La historia de la arquitectura costarricense traspasa las paredes de sus edificios, ciudades o espacios públicos. El Colegio de Arquitectos de Costa Rica (CACR) es más que una institución que ha impulsado la profesión, es una entidad que ha promovido el pensamiento crítico y acompañado la transformación del país. Para entender esta trayectoria y, sobre todo, conocer cómo ha contribuido a definir la forma en que Costa Rica habita, crece y se proyecta hacia el futuro, hagamos un rápido repaso.
A pesar de que la fundación del CACR se consolidó en la década de 1950, sus raíces se remontan a principios del siglo XX. En el año 1903, se creó la Facultad Técnica de la República, que fue considerada el primer antecedente de la organización profesional en ingeniería y arquitectura del país.
La fundación de la Universidad de Costa Rica en 1941 y la creación del Colegio de Ingenieros marcaron el inicio de la profesionalización formal del sector construcción. Con la incorporación de la arquitectura y la creación del Colegio de Ingenieros y Arquitectos (CIA) en 1951, la disciplina empezó a tener un reconocimiento institucional dentro de los procesos de desarrollo nacional.
Durante las décadas de 1960 y 1970, la arquitectura costarricense se consolidó como una disciplina vinculada al crecimiento urbano y la modernización del país.
En 1971, con la creación del Colegio Federado de Ingenieros y de Arquitectos de Costa Rica (CFIA), el CACR pasó a formar parte de una estructura nacional que fortaleció la regulación, protección y proyección de la profesión.
Pocos años después, en 1976, se publicó la primera edición de la Revista HABITAR, una iniciativa editorial pionera, que abrió un espacio para documentar la producción arquitectónica nacional, difundir nuevas ideas y fomentar el pensamiento crítico. Con el tiempo, las memorias de congresos y bienales, y otras publicaciones institucionales se convertirían en el registro de la evolución de la arquitectura costarricense.
Como parte de ese impulso profesional, el Colegio de Arquitectos de Costa Rica creó espacios como la Bienal Internacional de Arquitectura y congresos nacionales de arquitectura, que se convirtieron en plataformas para el intercambio de conocimientos, la discusión de tendencias y la reflexión sobre los desafíos del entorno construido.
Junto con los congresos, consolidó una cultura arquitectónica basada en el debate, la investigación y la construcción colectiva de conocimiento, fortaleciendo así la proyección nacional e internacional de la arquitectura costarricense.

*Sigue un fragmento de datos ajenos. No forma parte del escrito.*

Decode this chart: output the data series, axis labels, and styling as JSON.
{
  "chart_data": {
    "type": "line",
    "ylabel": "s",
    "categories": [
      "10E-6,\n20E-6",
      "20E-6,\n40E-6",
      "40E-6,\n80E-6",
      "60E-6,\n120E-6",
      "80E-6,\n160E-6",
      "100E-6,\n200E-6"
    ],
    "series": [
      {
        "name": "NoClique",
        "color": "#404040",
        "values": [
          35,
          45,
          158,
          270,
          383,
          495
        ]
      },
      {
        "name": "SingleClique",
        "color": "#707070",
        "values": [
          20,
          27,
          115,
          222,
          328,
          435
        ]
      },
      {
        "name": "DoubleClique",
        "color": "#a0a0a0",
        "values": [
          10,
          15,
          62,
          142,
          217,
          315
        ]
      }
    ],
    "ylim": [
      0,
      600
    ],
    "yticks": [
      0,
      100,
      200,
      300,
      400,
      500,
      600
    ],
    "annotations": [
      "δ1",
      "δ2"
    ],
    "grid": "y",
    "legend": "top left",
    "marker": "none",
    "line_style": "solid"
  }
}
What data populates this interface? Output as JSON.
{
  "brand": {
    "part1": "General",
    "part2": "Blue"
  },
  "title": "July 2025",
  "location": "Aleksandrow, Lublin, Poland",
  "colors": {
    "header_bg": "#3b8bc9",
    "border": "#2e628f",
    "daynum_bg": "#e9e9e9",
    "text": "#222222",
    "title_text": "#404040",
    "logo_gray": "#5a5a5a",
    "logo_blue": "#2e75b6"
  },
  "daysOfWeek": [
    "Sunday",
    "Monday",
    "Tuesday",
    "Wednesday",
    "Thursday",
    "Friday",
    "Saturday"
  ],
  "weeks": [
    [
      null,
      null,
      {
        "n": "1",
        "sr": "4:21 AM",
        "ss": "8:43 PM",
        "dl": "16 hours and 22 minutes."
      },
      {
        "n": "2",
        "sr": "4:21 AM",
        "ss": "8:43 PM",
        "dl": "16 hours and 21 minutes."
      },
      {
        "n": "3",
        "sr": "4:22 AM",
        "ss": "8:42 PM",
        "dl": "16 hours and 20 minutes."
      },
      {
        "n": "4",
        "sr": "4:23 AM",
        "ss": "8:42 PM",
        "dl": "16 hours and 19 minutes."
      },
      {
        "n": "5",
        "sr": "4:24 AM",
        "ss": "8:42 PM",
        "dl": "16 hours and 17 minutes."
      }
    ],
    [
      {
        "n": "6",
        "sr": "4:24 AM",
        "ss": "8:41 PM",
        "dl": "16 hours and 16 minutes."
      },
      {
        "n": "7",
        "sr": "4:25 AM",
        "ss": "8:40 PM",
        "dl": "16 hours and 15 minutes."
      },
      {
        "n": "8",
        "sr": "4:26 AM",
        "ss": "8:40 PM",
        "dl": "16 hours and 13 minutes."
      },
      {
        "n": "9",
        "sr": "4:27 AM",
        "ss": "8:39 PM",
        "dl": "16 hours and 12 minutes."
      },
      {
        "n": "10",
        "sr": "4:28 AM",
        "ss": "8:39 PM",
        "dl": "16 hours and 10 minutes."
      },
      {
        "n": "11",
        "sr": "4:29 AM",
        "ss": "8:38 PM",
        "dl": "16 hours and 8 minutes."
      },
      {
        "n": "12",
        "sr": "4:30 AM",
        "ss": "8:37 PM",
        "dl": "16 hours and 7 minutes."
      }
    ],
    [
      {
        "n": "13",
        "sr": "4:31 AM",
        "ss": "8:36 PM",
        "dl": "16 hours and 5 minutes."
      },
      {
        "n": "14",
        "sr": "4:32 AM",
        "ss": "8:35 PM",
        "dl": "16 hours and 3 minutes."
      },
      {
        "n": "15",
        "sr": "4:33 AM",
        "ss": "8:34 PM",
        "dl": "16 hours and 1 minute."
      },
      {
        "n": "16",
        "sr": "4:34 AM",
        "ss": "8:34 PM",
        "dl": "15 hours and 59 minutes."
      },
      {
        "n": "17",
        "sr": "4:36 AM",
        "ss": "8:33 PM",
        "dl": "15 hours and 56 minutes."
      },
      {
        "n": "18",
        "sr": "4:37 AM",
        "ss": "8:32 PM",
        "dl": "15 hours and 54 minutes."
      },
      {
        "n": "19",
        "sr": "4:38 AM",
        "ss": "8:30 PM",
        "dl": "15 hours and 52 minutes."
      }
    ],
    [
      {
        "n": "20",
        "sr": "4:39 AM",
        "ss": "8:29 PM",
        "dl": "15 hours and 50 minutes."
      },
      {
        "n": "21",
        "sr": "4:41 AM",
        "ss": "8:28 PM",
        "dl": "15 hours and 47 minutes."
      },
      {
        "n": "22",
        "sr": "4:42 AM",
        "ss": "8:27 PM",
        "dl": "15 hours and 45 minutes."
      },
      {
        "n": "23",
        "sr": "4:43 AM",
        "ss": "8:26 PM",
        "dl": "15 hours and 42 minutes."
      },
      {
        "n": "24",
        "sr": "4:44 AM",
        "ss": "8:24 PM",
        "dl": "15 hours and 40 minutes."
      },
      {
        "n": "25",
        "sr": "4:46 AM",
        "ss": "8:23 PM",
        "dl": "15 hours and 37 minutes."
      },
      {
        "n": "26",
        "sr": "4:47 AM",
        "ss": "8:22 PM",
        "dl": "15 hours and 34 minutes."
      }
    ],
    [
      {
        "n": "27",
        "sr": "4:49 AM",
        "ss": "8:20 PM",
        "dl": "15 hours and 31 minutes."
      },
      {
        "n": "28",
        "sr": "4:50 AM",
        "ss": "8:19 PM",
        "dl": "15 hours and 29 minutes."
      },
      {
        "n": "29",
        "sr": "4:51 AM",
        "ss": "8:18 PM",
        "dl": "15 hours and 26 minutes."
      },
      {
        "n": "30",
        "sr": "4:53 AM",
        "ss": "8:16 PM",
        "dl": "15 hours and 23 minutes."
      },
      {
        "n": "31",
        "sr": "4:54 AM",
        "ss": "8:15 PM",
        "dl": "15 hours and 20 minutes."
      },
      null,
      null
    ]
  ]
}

Del 2010 al 2020, el CACR participó en los procesos de transformación digital del sector construcción. Con el apoyo de herramientas como el sistema APC, para la gestión de permisos de construcción, contribuyó a modernizar los procesos administrativos, promoviendo mayor eficiencia, transparencia y control, en beneficio de las personas profesionales y de la ciudadanía.
En estos últimos años, el Colegio incrementó su mirada hacia los grandes desafíos contemporáneos, como el cambio climático, la resiliencia urbana, la accesibilidad en el espacio público, la equidad territorial y la inclusión social.
En la actualidad, el CACR crea vínculos con la sociedad mediante nuevas plataformas de diálogo y divulgación, como CACR Conversa, podcasts institucionales y diversos contenidos audiovisuales que acercan la arquitectura a públicos cada vez más amplios, transformando la disciplina en una conversación permanente sobre la ciudad, el territorio y la calidad de vida.
El legado del Colegio de Arquitectos de Costa Rica trasciende el ámbito profesional. Su historia es también la historia de un país que ha encontrado en la arquitectura una herramienta para construir bienestar, identidad y desarrollo.
El Colegio de Arquitectos de Costa Rica, desde la formación de las primeras estructuras institucionales hasta los desafíos del siglo XXI, ha acompañado la evolución del país. Hoy, al celebrar 75 años impulsando la arquitectura en Costa Rica, su legado continúa proyectándose hacia el futuro.